Broken Promises & Empty Actions
 
Major oil companies are having to drastically re-negotiate their contracts such as Kazakhstan or lose control of their projects altogether as recently happened to Shell in Russia or have their refinery shut down like Argentina, but the ability to break those agreements and take such drastic actions have been centered around the environment. Knowing that, how negligent is Shell in not addressing matters clearly brought to Shell's attention that Shell knows it has responsibility for? Some careers at Shell will need to pay the price of that arrogant oversight. We don't know how to make it any clearer than this website for Shell to address its environmental issues with the direct honesty that these problems demand. SeeitReal.com believes countries doing business with Shell Oil need to take into account Shell's "pattern" of environmental "bad faith." Shell's "pattern" of bad environmental behavior can be used in litigation, negotiations, re-negotiations or discussions with Shell Oil, and should be. If Shell refuses to clean up America, how can anyone believe Shell will clean up anywhere else? (see Voluntary Compliance).
Shell Oil vs. The Public Trust
Shell seems to be losing ground globally with its lack of attention to the environment and not realizing that even "small" environmental issues are still at the forefront of energy development. Global warming has us all concerned for the future, but scars on the earth created by lax attention to mitigating and remediating sources of pollution are the worst kinds of damage any global citizen can do. Walking away from its responsibility to clean up the Texaco problem, during record company profits, is an unforgivable sin. Every country that Shell does business in needs to call Shell on that responsibility.

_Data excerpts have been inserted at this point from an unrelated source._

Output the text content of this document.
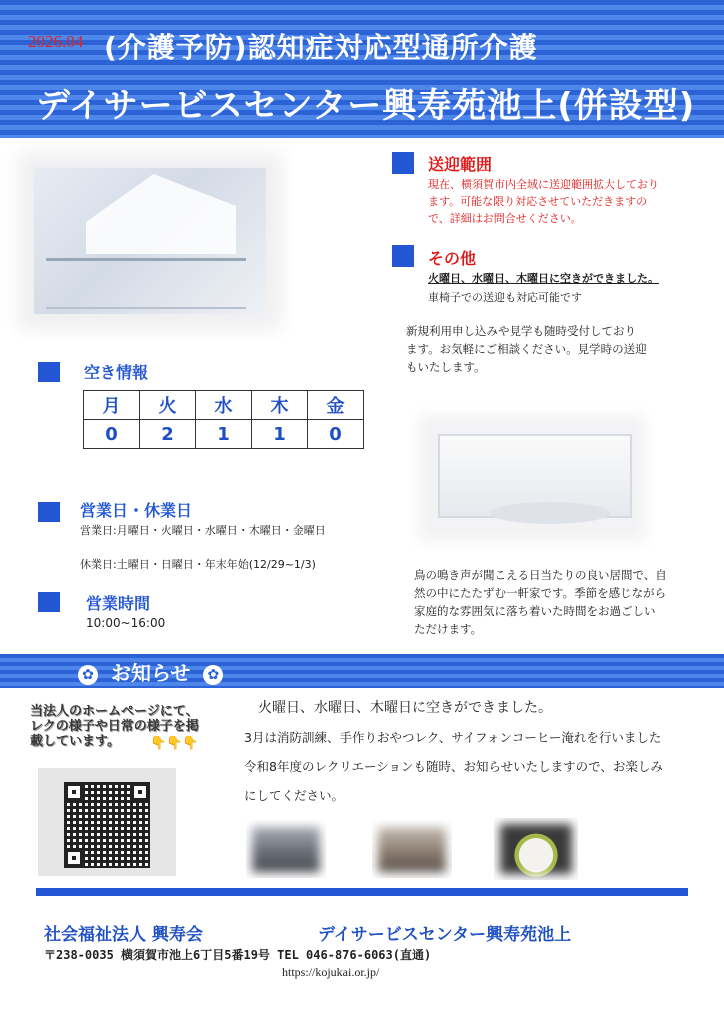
2026.04 (介護予防)認知症対応型通所介護
デイサービスセンター興寿苑池上(併設型)
送迎範囲
現在、横須賀市内全域に送迎範囲拡大しており
ます。可能な限り対応させていただきますの
で、詳細はお問合せください。
その他
火曜日、水曜日、木曜日に空きができました。
車椅子での送迎も対応可能です
新規利用申し込みや見学も随時受付しており
ます。お気軽にご相談ください。見学時の送迎
もいたします。
空き情報
月	火	水	木	金
0	2	1	1	0
営業日・休業日
営業日:月曜日・火曜日・水曜日・木曜日・金曜日
休業日:土曜日・日曜日・年末年始(12/29~1/3)
営業時間
10:00~16:00
鳥の鳴き声が聞こえる日当たりの良い居間で、自
然の中にたたずむ一軒家です。季節を感じながら
家庭的な雰囲気に落ち着いた時間をお過ごしい
ただけます。
✿ お知らせ ✿
当法人のホームページにて、
レクの様子や日常の様子を掲
載しています。	👇👇👇
火曜日、水曜日、木曜日に空きができました。
3月は消防訓練、手作りおやつレク、サイフォンコーヒー淹れを行いました
令和8年度のレクリエーションも随時、お知らせいたしますので、お楽しみ
にしてください。
社会福祉法人 興寿会	デイサービスセンター興寿苑池上
〒238-0035 横須賀市池上6丁目5番19号 TEL 046-876-6063(直通)
https://kojukai.or.jp/
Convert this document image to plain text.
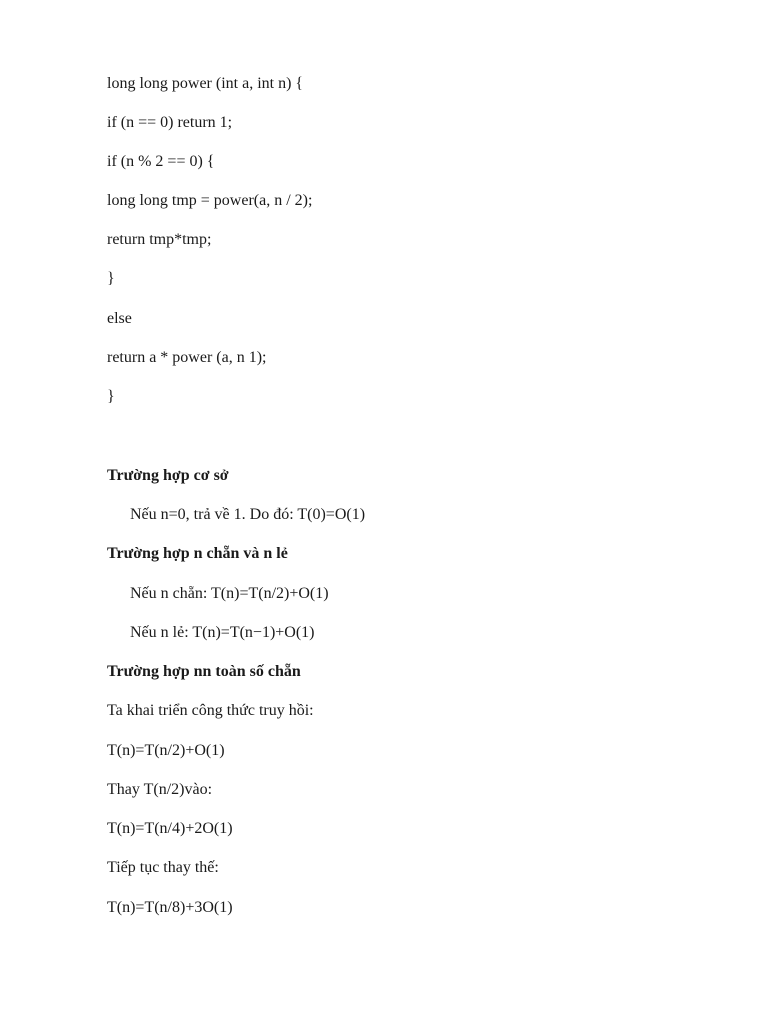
long long power (int a, int n) {
if (n == 0) return 1;
if (n % 2 == 0) {
long long tmp = power(a, n / 2);
return tmp*tmp;
}
else
return a * power (a, n 1);
}
Trường hợp cơ sở
Nếu n=0, trả về 1. Do đó: T(0)=O(1)
Trường hợp n chẵn và n lẻ
Nếu n chẵn: T(n)=T(n/2)+O(1)
Nếu n lẻ: T(n)=T(n−1)+O(1)
Trường hợp nn toàn số chẵn
Ta khai triển công thức truy hồi:
T(n)=T(n/2)+O(1)
Thay T(n/2)vào:
T(n)=T(n/4)+2O(1)
Tiếp tục thay thế:
T(n)=T(n/8)+3O(1)
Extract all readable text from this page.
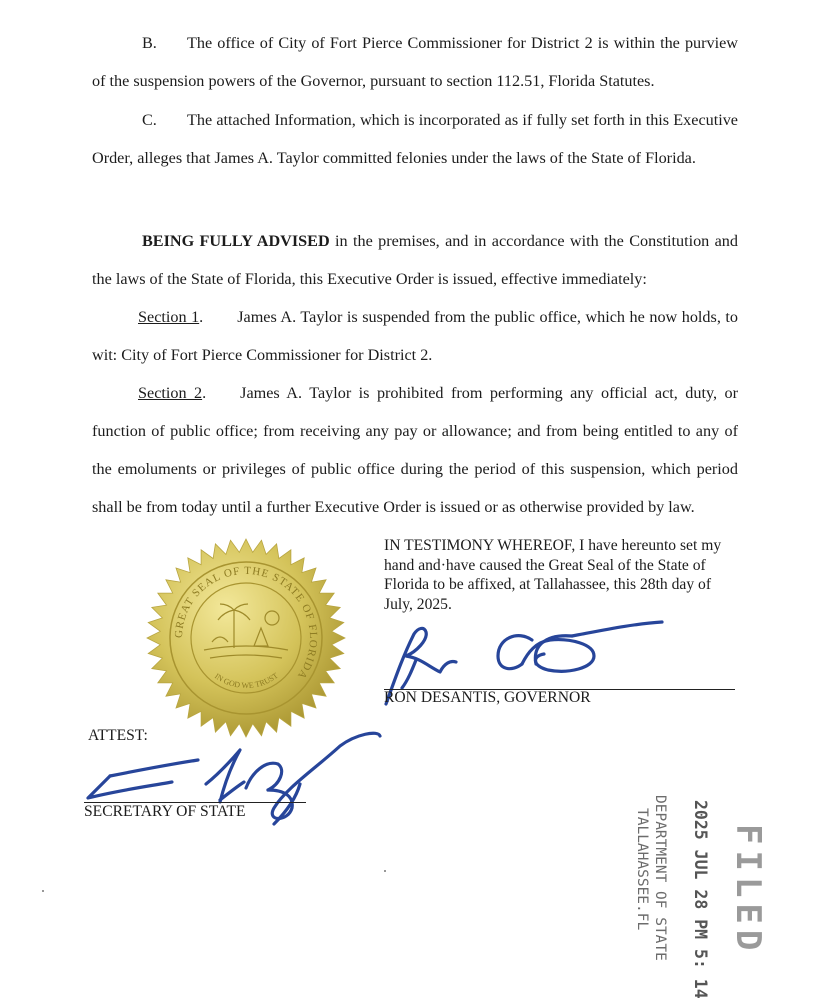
B. The office of City of Fort Pierce Commissioner for District 2 is within the purview of the suspension powers of the Governor, pursuant to section 112.51, Florida Statutes.
C. The attached Information, which is incorporated as if fully set forth in this Executive Order, alleges that James A. Taylor committed felonies under the laws of the State of Florida.
BEING FULLY ADVISED in the premises, and in accordance with the Constitution and the laws of the State of Florida, this Executive Order is issued, effective immediately:
Section 1. James A. Taylor is suspended from the public office, which he now holds, to wit: City of Fort Pierce Commissioner for District 2.
Section 2. James A. Taylor is prohibited from performing any official act, duty, or function of public office; from receiving any pay or allowance; and from being entitled to any of the emoluments or privileges of public office during the period of this suspension, which period shall be from today until a further Executive Order is issued or as otherwise provided by law.
GREAT SEAL OF THE STATE OF FLORIDA
IN GOD WE TRUST
IN TESTIMONY WHEREOF, I have hereunto set my hand and·have caused the Great Seal of the State of Florida to be affixed, at Tallahassee, this 28th day of July, 2025.
RON DESANTIS, GOVERNOR
ATTEST:
SECRETARY OF STATE
FILED
2025 JUL 28 PM 5: 14
DEPARTMENT OF STATE
TALLAHASSEE.FL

Not cleaning up a refinery it sold is a testament to Shell's lack of environmental responsibility and global citizenship (see Voluntary Compliance). This site also believes that selling all its service stations in America in a clandestine non-disclosure agreement protected mass sell off in (in order to dump its environmental liabilities given an old and failing UST system, see Recent Settlements) represents Shell's malicious avoidance of its environmental liabilities (see Problem Defined). Selling dirty Texaco stations to the person who created the problem, by not doing a definitive test and not cleaning up the stations before transfer, would appear to indicate "malicious criminal avoidance" (see Shell Oil Company), especially if Shell engineered a test designed to fail less than 33 yards from a clean water aquifer (see The Right Test).